The Founder follows Ray Kroc, played by Michael Keaton, as he transitions from a milk shake maker salesman to ‘founding’ the biggest name in fast food. His duplicitous behavior helped bring him riches beyond his wildest imagination, but at the cost of both business and personal relationships. The director, John Lee Hancock, straddles the benevolent nature of big business by showcasing Kroc’s success through self-fulfilling perseverance and blatant disregard for anyone else. His desire to maintain forward momentum left many behind him in his wake in order for one the best business models to date to flourish. Good, wholesome, intentions overpowered by greed and pride is at the heart of this film. Did Richard and Maurice McDonald lack the follow-through to execute a venture on this magnitude or were they just steamrolled by an ambitious cutthroat?
I am not sure how much of this film bears any resemblance to the actual events or if Ray Kroc is supposed to be the hero or antihero.
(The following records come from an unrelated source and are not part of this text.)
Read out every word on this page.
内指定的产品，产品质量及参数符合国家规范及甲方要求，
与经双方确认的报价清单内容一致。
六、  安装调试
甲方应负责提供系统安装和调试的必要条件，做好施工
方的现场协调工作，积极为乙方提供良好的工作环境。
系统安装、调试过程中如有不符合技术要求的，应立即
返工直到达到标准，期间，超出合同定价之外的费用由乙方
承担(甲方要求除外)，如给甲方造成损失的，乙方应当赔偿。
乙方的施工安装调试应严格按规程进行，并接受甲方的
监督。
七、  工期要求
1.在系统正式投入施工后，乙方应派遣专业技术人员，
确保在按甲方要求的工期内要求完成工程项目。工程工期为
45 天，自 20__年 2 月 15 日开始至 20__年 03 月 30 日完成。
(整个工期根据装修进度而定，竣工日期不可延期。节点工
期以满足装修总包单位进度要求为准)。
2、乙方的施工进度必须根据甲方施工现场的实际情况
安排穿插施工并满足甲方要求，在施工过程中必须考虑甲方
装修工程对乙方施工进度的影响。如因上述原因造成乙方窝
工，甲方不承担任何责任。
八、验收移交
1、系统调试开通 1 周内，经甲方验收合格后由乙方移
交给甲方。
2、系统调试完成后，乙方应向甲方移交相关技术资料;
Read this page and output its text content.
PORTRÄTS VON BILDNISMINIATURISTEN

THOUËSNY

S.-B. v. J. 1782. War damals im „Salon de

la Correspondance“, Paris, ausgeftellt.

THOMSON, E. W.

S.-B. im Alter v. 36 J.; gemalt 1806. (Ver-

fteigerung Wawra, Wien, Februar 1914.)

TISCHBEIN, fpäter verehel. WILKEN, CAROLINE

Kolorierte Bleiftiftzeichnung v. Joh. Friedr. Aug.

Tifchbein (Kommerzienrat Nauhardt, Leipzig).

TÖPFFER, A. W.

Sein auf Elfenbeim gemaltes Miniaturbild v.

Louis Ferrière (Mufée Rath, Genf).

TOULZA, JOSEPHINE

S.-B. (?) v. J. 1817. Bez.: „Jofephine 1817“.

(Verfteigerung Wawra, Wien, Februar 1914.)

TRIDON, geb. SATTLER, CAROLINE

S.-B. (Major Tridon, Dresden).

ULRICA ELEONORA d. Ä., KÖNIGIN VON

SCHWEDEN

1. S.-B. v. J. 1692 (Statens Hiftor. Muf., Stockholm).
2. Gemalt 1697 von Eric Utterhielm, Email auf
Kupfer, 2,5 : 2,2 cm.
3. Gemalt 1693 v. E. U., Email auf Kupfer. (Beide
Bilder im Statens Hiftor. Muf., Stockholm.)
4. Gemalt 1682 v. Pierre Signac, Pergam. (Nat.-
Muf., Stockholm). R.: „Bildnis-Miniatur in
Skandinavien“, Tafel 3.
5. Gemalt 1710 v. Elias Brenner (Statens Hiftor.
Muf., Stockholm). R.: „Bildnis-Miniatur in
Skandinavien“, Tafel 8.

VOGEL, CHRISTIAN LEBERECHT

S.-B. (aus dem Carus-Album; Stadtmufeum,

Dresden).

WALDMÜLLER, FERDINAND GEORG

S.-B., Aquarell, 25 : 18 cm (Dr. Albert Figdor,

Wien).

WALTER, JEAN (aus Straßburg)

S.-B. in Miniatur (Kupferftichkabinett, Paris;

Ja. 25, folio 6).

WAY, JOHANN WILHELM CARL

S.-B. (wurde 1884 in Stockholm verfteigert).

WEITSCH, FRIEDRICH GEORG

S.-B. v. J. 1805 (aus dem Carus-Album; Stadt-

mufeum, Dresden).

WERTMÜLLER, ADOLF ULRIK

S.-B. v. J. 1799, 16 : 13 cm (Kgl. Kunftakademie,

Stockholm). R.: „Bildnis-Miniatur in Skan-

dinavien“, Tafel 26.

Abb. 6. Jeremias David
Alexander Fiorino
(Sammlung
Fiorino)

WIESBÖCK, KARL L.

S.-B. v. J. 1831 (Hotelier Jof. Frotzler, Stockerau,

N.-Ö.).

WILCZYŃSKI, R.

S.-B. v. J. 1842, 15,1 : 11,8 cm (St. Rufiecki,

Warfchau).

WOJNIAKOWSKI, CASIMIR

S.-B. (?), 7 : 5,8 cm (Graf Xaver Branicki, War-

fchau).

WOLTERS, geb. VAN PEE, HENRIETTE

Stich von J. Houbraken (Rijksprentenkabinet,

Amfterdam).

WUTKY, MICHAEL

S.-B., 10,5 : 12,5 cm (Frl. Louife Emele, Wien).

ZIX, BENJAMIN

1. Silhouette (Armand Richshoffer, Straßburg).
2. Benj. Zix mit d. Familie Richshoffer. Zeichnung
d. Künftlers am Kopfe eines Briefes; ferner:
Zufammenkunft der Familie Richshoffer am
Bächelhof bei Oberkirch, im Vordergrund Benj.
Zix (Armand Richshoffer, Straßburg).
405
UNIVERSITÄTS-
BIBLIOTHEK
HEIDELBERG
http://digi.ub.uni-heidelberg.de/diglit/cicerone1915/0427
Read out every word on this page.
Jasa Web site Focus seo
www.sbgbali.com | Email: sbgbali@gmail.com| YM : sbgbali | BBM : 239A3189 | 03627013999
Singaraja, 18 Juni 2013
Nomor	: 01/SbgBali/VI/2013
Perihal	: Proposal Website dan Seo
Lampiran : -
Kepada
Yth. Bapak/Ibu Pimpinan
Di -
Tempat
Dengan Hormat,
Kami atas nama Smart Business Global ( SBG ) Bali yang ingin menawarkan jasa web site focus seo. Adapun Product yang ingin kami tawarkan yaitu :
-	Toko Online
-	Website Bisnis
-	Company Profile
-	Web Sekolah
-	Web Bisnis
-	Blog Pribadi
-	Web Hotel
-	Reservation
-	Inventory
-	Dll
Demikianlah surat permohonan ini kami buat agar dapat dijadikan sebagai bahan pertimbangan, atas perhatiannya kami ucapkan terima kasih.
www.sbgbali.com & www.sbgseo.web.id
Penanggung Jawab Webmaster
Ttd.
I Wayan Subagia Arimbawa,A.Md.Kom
Perhaps this is the point that makes an already interesting story about one of the most recognized brands even more alluring to Hollywood. Kroc’s style and demeanor is corrosive and relentless. He will either wear you down or wear through you. Could he achieve his goals without creating a wake of destruction around him? Either way, there is merit in diligence and recognizing the best path and pursuing it. Kroc’s evolution gives Keaton more to work with and a strong foothold as the lead. However, this doesn’t fully translate over to the rest of the cast. This is not a jab at the supporting cast. Their characters are simply written only to support the lead and drive his narrative forward or to showcase the McDonald’s brand.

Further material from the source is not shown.